Minimal working example

import { mkdtemp, rm, writeFile } from 'node:fs/promises';
import { tmpdir } from 'node:os';
import { join } from 'node:path';
import { afterEach, beforeEach, describe, expect, it } from 'vitest';
import { createOrchestrator, defineFlow, ProviderRegistry, step, z } from '@ganderbite/relay-core';
import type { InvocationResponse } from '@ganderbite/relay-core';
import { MockProvider } from '@ganderbite/relay-core/testing';

const canned: InvocationResponse = {
  text: '{}',
  usage: { inputTokens: 10, outputTokens: 5, cacheReadTokens: 0, cacheCreationTokens: 0 },
  costUsd: 0,
  durationMs: 0,
  numTurns: 1,
  model: 'mock',
  stopReason: 'end_turn',
};

const flow = defineFlow({
  name: 'hello',
  version: '0.1.0',
  input: z.object({}),
  steps: {
    greet: step.prompt({ promptFile: 'prompts/greet.md', output: { handoff: 'greet-out' } }),
  },
});

describe('hello flow', () => {
  let tmp: string;

  beforeEach(async () => {
    tmp = await mkdtemp(join(tmpdir(), 'relay-test-'));
    await writeFile(join(tmp, 'prompts/greet.md'), '# greet', 'utf8');
  });

  afterEach(() => rm(tmp, { recursive: true, force: true }));

  it('runs the greet step and succeeds', async () => {
    const provider = new MockProvider({ responses: { greet: canned } });
    const registry = new ProviderRegistry();
    registry.register(provider);

    const orchestrator = createOrchestrator({ providers: registry, runDir: tmp });
    const result = await orchestrator.run(flow, {}, { flowDir: tmp, flagProvider: 'mock' });

    expect(result.status).toBe('succeeded');
  });
});

Scripting a multi-step exchange

Pass one keyed response per step name. Each value can be a plain InvocationResponse or a function that receives the InvocationRequest and InvocationContext — useful when you want to capture what the orchestrator actually sent to the step, or to vary the response based on context.

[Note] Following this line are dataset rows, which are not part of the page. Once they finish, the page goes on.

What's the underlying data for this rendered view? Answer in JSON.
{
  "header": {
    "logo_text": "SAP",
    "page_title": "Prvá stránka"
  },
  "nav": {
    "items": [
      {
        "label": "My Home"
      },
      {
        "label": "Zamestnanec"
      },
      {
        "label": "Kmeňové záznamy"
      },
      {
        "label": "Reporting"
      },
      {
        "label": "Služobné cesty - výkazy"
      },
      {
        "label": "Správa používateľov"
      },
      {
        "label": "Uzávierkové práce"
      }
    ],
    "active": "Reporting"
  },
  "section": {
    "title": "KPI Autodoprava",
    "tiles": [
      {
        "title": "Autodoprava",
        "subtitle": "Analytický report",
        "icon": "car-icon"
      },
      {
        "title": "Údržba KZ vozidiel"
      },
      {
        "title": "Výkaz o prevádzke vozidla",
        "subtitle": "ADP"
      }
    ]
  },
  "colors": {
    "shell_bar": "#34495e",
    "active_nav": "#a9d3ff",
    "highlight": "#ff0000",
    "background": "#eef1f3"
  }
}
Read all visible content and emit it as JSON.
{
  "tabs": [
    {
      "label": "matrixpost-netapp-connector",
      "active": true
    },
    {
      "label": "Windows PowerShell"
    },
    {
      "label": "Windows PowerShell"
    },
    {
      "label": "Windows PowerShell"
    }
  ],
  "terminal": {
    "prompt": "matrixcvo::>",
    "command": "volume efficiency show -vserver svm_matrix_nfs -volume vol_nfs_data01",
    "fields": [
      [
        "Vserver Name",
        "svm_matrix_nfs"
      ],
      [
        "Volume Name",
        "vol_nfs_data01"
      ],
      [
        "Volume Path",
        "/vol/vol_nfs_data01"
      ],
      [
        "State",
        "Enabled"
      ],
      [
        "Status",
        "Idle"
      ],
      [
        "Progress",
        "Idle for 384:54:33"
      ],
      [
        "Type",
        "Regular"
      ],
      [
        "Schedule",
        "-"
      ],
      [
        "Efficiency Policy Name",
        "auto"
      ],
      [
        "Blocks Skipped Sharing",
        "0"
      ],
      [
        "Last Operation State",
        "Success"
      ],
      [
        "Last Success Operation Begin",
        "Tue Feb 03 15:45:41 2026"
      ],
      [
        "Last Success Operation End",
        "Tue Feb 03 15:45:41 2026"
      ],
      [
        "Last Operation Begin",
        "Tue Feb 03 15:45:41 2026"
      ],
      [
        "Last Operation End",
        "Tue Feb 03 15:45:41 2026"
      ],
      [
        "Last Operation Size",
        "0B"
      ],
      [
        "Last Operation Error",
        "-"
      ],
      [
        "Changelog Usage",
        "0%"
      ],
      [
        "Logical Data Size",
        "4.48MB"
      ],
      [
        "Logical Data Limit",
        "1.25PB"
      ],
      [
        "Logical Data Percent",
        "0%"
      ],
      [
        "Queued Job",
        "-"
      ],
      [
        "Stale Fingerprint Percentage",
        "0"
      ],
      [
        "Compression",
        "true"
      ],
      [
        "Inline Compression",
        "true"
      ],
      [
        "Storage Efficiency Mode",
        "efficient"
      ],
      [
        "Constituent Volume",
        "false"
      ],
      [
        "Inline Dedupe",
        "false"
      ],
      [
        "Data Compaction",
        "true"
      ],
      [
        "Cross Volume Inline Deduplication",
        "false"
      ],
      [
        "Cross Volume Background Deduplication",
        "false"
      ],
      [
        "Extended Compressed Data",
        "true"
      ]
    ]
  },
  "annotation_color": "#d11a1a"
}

const provider = new MockProvider({
  responses: {
    inventory: (_req, _ctx) => ({
      ...canned,
      text: JSON.stringify({ files: 42 }),
    }),
    summarise: (req, ctx) => {
      // req.prompt contains the rendered prompt string
      // ctx.stepId === 'summarise', ctx.attempt === 1
      return { ...canned, text: 'summary complete' };
    },
  },
});

If a step runs but no key is found for its stepId, the provider returns err(StepFailureError) — the run records that step as failed, not silently skipped. That makes unscripted steps a test error rather than a silent gap.